Two young men, suspicious of a neighbour’s activities, become drawn into a world of fear and hatred.
Tension reverberates throughout Matthew Dunster’s I Know Where the Dead Are Buried which rips along at breakneck speed. Dave (Guy Hargreaves)’s fastidious nature is clear from the start; clashes with housemate Colin (Daniel Hayes) winding him tighter and tighter throughout; you can almost feel the blood pumping through his veins as he rushes about the stage.
In Harry’s ‘nationalist’ organisation Dave finds an outlet for some of his anger, but it is not until the final scene that it all becomes horrifyingly apparent just how angry a young man he is. Meeting Candy (Rachel Austin) brings confusion and a host of different emotions for Dave, which tip him over the edge.
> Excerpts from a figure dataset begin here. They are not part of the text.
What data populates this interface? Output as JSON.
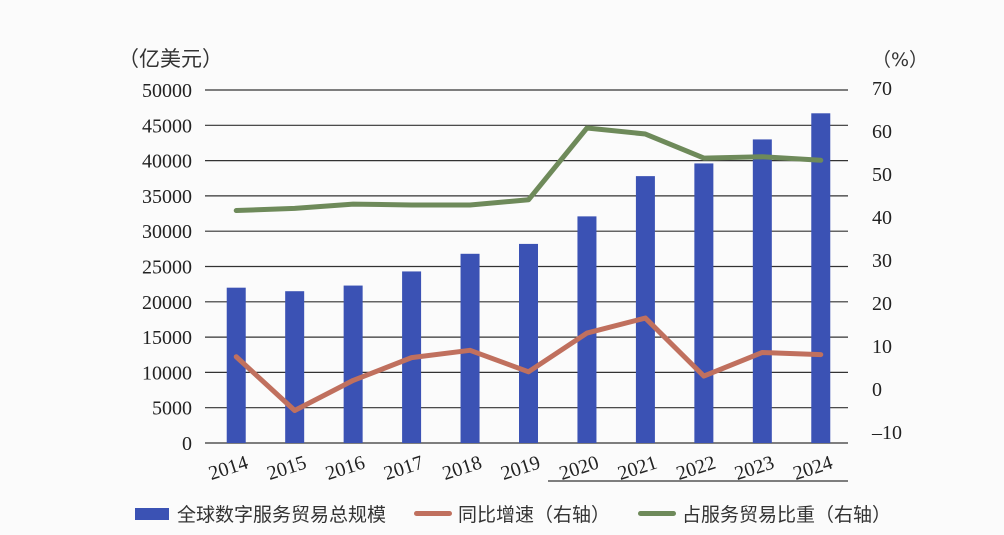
{
  "chart_data": {
    "type": "bar+line",
    "title": "",
    "left_axis": {
      "unit_label": "（亿美元）",
      "ticks": [
        0,
        5000,
        10000,
        15000,
        20000,
        25000,
        30000,
        35000,
        40000,
        45000,
        50000
      ],
      "ylim": [
        0,
        50000
      ]
    },
    "right_axis": {
      "unit_label": "（%）",
      "ticks": [
        -10,
        0,
        10,
        20,
        30,
        40,
        50,
        60,
        70
      ],
      "ylim": [
        -10,
        70
      ]
    },
    "categories": [
      "2014",
      "2015",
      "2016",
      "2017",
      "2018",
      "2019",
      "2020",
      "2021",
      "2022",
      "2023",
      "2024"
    ],
    "series": [
      {
        "name": "全球数字服务贸易总规模",
        "type": "bar",
        "axis": "left",
        "color": "#3b52b4",
        "values": [
          22000,
          21500,
          22300,
          24300,
          26800,
          28200,
          32100,
          37800,
          39600,
          43000,
          46700
        ]
      },
      {
        "name": "同比增速（右轴）",
        "type": "line",
        "axis": "right",
        "color": "#c0705e",
        "values": [
          7.5,
          -5,
          2,
          7.3,
          9,
          4,
          13,
          16.5,
          3,
          8.5,
          8
        ]
      },
      {
        "name": "占服务贸易比重（右轴）",
        "type": "line",
        "axis": "right",
        "color": "#6e8a5a",
        "values": [
          41.5,
          42,
          43,
          42.8,
          42.8,
          44,
          60.7,
          59.3,
          53.7,
          54,
          53.2
        ]
      }
    ],
    "grid": true,
    "legend_position": "bottom"
  },
  "legend": {
    "bar_label": "全球数字服务贸易总规模",
    "growth_label": "同比增速（右轴）",
    "share_label": "占服务贸易比重（右轴）"
  },
  "colors": {
    "bar": "#3b52b4",
    "growth": "#c0705e",
    "share": "#6e8a5a",
    "grid": "#333333"
  }
}
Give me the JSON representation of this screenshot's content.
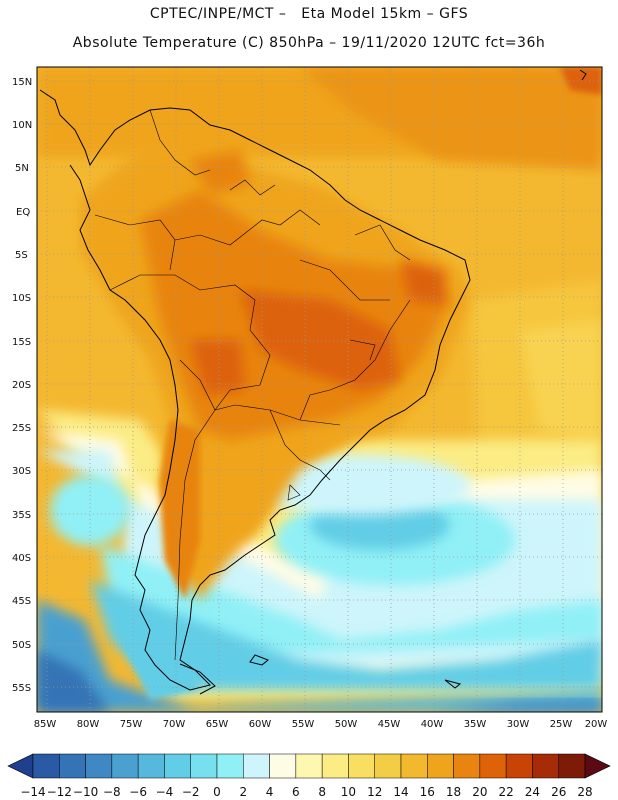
{
  "header": {
    "line1": "CPTEC/INPE/MCT –   Eta Model 15km – GFS",
    "line2": "Absolute Temperature (C) 850hPa – 19/11/2020 12UTC fct=36h"
  },
  "axes": {
    "lat_labels": [
      "15N",
      "10N",
      "5N",
      "EQ",
      "5S",
      "10S",
      "15S",
      "20S",
      "25S",
      "30S",
      "35S",
      "40S",
      "45S",
      "50S",
      "55S"
    ],
    "lon_labels": [
      "85W",
      "80W",
      "75W",
      "70W",
      "65W",
      "60W",
      "55W",
      "50W",
      "45W",
      "40W",
      "35W",
      "30W",
      "25W",
      "20W"
    ]
  },
  "colorbar": {
    "labels": [
      "-14",
      "-12",
      "-10",
      "-8",
      "-6",
      "-4",
      "-2",
      "0",
      "2",
      "4",
      "6",
      "8",
      "10",
      "12",
      "14",
      "16",
      "18",
      "20",
      "22",
      "24",
      "26",
      "28"
    ],
    "colors": [
      "#1f3f8f",
      "#2a5aa3",
      "#3473b5",
      "#3f88c4",
      "#4aa0d0",
      "#56b8dc",
      "#62cde6",
      "#76e0ee",
      "#90f0f6",
      "#cdf5fb",
      "#fffce6",
      "#fdf7b0",
      "#fbec84",
      "#f8de61",
      "#f4cd46",
      "#f2b92e",
      "#efa41d",
      "#e88410",
      "#dd6208",
      "#c74406",
      "#a52c06",
      "#7e1a08",
      "#5a0a10"
    ]
  }
}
Dave’s shocking descent is painstakingly brought to life by Guy Hargreaves. Tony Hirst's Harry is breathtaking – going from casual chumminess to deadly serious by way of sneering disdain with an unnerving ease. A brief appearance by James Quinn as Sean, the respectable face of hatred is politely and calculatedly sinister.
Dunster’s script is excellent, as he keeps things incredibly tight, with a great sense of comedy within the serious nature of the story. Laura Keefe’s direction complements this perfectly bringing an exciting piece of theatre to the stage.